Öko-Test cleans the wet room: These bathroom cleaners are convincing

Cleaning is not for everyone.

Öko-Test cleans the wet room: These bathroom cleaners are convincing

Cleaning is not for everyone. Even when it comes to the bathroom, the rush to volunteers is limited. If you still reach for the cleaner, you should at least be rewarded with a clean result. Öko-Test knows which means are suitable.

Many people see the resident's business card in a clean bathroom. In order for this to work, not only must the wet cell be cleaned regularly, but the bathroom cleaner must also be used so that the effort is not wasted and one or the other visitor does not turn up his nose.

Öko-Test examined 20 bathroom cleaners without chlorine. These include well-known brands as well as own brands from supermarkets and discounters. There were 18 liquid products in spray bottles and two in tablet or powder form, which consumers dilute themselves with water to make bathroom cleaners. Based on a liter of cleaner, the cleaners cost between 0.95 cents and 7.98 euros.

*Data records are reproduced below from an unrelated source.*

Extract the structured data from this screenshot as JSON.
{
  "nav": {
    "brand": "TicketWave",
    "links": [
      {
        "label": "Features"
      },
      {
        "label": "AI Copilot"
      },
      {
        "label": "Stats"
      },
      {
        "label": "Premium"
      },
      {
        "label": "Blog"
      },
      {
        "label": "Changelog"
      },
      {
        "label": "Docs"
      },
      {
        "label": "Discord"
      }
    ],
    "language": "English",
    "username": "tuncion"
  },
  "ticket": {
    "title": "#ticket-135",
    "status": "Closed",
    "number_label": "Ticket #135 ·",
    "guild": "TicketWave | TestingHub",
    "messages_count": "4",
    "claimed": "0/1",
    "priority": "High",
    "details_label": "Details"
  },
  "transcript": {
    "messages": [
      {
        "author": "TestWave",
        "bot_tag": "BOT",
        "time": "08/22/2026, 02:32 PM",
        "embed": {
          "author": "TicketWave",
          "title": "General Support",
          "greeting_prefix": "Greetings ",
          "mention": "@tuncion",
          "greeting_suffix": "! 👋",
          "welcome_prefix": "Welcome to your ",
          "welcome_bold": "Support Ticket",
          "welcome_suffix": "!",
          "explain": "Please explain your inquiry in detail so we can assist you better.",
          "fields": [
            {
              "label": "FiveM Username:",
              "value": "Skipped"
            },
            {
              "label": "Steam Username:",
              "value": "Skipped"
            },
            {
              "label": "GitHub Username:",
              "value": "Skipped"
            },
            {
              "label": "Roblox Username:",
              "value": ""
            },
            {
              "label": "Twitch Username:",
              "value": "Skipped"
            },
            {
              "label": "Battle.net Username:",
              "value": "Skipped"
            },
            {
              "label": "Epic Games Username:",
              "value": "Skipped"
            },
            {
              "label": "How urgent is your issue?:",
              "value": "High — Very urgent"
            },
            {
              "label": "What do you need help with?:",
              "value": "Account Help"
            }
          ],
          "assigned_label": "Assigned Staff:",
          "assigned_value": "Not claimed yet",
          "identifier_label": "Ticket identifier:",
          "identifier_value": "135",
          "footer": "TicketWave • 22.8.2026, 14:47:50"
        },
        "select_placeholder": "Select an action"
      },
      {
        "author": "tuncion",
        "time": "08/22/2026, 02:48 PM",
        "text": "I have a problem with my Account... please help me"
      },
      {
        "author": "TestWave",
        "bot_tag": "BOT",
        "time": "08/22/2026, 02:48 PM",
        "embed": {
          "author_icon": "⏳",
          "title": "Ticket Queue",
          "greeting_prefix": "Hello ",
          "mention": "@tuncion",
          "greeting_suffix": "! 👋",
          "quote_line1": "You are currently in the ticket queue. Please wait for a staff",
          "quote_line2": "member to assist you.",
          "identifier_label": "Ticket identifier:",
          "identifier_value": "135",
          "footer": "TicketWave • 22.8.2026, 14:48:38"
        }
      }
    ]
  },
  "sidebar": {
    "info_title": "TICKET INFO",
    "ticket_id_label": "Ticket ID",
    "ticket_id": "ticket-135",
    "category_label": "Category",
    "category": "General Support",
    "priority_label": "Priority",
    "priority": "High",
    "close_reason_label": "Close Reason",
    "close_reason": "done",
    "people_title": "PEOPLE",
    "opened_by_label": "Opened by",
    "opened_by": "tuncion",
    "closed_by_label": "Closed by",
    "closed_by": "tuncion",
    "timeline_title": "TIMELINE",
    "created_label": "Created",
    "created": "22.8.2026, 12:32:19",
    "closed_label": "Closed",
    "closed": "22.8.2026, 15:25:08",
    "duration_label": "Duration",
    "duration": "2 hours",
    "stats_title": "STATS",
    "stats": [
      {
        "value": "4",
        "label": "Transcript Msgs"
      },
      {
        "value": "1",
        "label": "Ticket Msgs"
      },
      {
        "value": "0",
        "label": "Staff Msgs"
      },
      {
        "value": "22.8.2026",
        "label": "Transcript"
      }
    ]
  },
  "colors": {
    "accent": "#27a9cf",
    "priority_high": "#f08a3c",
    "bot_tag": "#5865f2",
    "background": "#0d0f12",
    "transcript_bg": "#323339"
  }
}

In practice, the cleaners have to deal with stubborn dirt. Not only with the lime deposits that hard water leaves on sinks and fittings or the residues of skin fat, but also "lime soap" that forms when soap residues combine with hard water must be removed. At the same time, the cleaning agents should leave as little damage as possible on sensitive bathroom ceramics, glass or plastic. A bathroom cleaner differs from an all-purpose cleaning agent primarily due to its higher proportion of acids (e.g. lactic, formic or citric acid), which are needed to remove the aforementioned sources of dirt.

In order to check whether the cleaners keep what they promise, a specialist laboratory carried out an extensive practical test based on the recommendations for quality assessment by the German Association for Personal Care and Detergents (IKW). Marble slabs had to be used to check the lime-dissolving capacity. These were soiled with colored dirt solution and immersed in the cleaners.

Result? So-so. After all, not too many problematic ingredients could be detected. 13 bathroom cleaners were rated "good", 6 "satisfactory". The worst grade is "sufficient". She gets, of all things, a cleaning agent with an ecological claim. The "Eco2pur bathroom

The test winners do it better. Among other things, the "Ajax Bad Spray" (2.78 euros per liter), the "Alma Win bathroom cleaner fresh mint, concentrate" (6.98 euros), the "DM Denk with bathroom cleaner fresh scent" (0.95 euros), the "Blink Eco Bathroom Cleaner" from the Müller drugstore (1.53 euros), the "Fit Bathroom Cleaner Fresh Fragrance" (3.58 euros) and the "Gut

Tip from the Öko-Test editors: use bathroom cleaners with the windows open and try not to inhale the spray mist. Asthmatics are better off using non-spray cleaning products.